The Local Economic Development Through Pro-Poor Tourism project has demonstrated that it is possible to develop sustainable livelihood opportunities from tourism – even when they are not based on the main tourism attraction themselves. At Bwindi Impenetrable National Park, tourists visit to see gorillas. None of the enterprises supported by this project are offering gorilla viewing tours, yet they all have complementary products that can enhance the main tourism attraction.
When systematically planned and implemented, responsible tourism enterprise contributes not just substantially to GDP, but also to the informal economy. At least 70 to 80% of tourism economic activity is accounted for by small businesses. Developed responsibly, tourism can make better places for people to live as well as better places for people to visit – whether for business or pleasure or both and delivers independent supply of goods and services.
On many occasions, small-scale tourism initiatives have been developed by NGOs with no business or market experience. There has been an assumption that if a product is developed the tourists will come. The failure of this model has resulted in deep cynicism about the viability of small-scale tourism as a strategy for incentivising conservation (just as the failure of many other so-called ‘alternative livelihood’ projects has.
This project has demonstrated, however, that small-scale tourism enterprises can be developed sustainably – as long as they are demand - not supply-driven and based on sound business principles. The experiences documented in this project demonstrates that the development of these small enterprises has induced a sense of worth, a sense of recognition and a degree of economic independence. This, in turn, contributes substantially to livelihood change and poverty reduction.
Our strategy has been not to develop primary tourism attractions such as community-based gorilla tracking but rather to focus on indirect tourism-related economic activities that are supplementary to day-to-day livelihood activities, can achieve substantive and substantial economic empowerment and provide added value by inducing forward linkages to downstream sectors. Diversifying the product base -underpinned by capacity development to deliver those products - reduces risk of market failure and, thus, underpins the sustainability of development. The results documented here have been life-changing for some participants.
It is too early to reflect on the importance of certification as a mechanism to enhance both livelihoods and conservation – time will tell if the enterprises are able to meet the standards of the Gorilla FriendlyTM certification and what difference this makes to them. But the experience with the Forest Friendly badge that was used to distinguish products that had resulted from the projects demonstrated power of labelling as a marketing tool – whether or not accompanied by a standard. The enterprises certified will be supported in advanced marketing of the products locally and through a dedicated website, while audits – for new and existing entities – will be conducted at least annually with the intent of developing a robust network of competent auditors. With the pilot in Bwindi, the audits will be expanded to around Mgahinga Gorilla National Park, Uganda, as well as Volcanoes National Park, Rwanda, and Virunga National Park, DRC, in subsequent years.
In terms of wider upscaling of the project, we hope that the example shown here can be replicated elsewhere both in Uganda and beyond.
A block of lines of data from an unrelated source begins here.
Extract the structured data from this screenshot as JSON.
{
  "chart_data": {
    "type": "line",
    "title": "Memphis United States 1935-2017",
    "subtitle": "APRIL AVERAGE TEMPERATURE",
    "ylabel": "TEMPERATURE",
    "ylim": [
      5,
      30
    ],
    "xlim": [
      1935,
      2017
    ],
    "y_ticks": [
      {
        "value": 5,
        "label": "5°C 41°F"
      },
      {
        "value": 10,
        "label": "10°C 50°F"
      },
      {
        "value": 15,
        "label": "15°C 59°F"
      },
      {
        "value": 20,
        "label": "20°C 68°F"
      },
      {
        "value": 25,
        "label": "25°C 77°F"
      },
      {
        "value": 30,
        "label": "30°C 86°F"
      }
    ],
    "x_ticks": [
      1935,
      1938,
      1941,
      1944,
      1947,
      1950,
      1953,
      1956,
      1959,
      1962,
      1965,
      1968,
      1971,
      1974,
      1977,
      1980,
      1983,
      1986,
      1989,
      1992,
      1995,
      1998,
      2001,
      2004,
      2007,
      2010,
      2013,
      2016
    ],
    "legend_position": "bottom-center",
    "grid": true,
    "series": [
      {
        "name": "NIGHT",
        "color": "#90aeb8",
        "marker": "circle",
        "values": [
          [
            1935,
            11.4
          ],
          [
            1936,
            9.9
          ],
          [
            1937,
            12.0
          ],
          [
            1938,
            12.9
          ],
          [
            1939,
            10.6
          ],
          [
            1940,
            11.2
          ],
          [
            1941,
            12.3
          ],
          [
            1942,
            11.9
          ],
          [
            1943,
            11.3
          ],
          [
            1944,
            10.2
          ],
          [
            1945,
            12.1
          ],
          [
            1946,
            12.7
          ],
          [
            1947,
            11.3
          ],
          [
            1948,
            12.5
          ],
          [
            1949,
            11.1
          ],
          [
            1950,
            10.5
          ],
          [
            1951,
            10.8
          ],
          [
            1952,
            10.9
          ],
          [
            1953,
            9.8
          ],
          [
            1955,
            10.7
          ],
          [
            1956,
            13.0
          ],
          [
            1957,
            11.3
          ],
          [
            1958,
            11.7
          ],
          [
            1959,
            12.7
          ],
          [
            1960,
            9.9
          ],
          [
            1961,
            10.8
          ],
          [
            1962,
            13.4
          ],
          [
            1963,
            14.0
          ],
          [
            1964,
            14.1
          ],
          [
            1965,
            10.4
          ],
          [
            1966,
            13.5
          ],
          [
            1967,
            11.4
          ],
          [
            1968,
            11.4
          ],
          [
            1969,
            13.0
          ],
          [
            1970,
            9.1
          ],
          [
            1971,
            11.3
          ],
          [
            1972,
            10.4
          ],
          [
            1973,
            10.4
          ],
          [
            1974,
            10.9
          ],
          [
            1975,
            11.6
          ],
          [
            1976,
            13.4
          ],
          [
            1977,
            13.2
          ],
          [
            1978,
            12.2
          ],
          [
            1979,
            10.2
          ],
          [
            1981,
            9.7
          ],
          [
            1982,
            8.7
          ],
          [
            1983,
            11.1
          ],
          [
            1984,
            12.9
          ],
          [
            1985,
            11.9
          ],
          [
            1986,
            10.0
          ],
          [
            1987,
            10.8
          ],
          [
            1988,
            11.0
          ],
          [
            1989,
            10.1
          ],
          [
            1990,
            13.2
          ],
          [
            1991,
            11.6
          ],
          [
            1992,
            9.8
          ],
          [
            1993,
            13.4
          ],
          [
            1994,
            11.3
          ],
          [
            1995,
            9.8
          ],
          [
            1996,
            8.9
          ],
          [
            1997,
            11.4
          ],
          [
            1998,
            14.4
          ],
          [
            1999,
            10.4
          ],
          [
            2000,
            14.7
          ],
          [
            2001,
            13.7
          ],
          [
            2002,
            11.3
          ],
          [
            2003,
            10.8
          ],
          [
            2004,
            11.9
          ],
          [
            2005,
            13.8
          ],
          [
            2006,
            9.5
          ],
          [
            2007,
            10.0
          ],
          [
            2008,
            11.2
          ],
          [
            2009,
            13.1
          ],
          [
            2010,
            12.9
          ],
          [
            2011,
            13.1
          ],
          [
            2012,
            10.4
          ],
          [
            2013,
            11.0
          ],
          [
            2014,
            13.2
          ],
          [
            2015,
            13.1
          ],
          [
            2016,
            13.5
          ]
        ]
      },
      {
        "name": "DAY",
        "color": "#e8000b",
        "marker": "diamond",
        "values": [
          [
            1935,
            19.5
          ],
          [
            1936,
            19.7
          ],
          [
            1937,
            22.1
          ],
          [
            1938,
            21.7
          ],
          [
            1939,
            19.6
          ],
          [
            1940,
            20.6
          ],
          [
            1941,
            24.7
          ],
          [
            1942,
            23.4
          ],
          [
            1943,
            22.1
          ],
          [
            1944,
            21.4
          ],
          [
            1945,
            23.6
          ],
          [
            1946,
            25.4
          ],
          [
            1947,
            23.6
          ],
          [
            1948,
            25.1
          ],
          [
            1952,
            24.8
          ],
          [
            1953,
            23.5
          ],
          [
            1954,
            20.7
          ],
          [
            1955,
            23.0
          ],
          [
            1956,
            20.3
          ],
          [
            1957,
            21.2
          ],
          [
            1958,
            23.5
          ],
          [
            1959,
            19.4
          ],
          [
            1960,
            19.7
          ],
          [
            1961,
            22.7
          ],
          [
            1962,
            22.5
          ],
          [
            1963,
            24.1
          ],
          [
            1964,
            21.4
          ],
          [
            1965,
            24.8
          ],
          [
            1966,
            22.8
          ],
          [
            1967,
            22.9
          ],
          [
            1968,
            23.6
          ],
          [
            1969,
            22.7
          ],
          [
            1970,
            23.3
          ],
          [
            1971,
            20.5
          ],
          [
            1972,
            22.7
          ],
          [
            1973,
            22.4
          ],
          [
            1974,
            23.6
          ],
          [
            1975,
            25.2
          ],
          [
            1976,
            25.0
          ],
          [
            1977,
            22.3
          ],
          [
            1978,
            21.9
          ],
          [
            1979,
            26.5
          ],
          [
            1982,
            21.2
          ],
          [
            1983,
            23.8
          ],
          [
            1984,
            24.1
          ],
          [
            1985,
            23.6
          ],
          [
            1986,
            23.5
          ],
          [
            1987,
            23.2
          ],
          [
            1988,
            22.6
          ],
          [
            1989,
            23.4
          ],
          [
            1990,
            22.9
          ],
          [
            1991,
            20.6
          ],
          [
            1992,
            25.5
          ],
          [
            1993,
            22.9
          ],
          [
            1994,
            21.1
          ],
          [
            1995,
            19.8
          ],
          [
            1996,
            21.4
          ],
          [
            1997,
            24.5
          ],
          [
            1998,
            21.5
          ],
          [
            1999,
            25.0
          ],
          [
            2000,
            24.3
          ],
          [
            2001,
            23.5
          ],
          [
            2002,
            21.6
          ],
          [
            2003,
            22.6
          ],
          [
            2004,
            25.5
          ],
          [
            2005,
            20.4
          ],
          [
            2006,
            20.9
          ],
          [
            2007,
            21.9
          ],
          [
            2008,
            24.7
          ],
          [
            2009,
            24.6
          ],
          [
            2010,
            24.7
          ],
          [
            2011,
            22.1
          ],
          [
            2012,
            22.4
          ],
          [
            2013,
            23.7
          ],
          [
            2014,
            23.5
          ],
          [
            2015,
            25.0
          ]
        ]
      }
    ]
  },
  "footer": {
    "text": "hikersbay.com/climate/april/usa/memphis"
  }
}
Within the project area further support is needed to take these enterprises to the next level of development – including business planning, marketing and financial management skills. Support is also needed to keep communications open between the lodges and producers, ensuring continuity of supply and maintenance of standards. Elsewhere in Bwindi, and around other national parks, emerging small enterprises would benefit from the same type of capacity.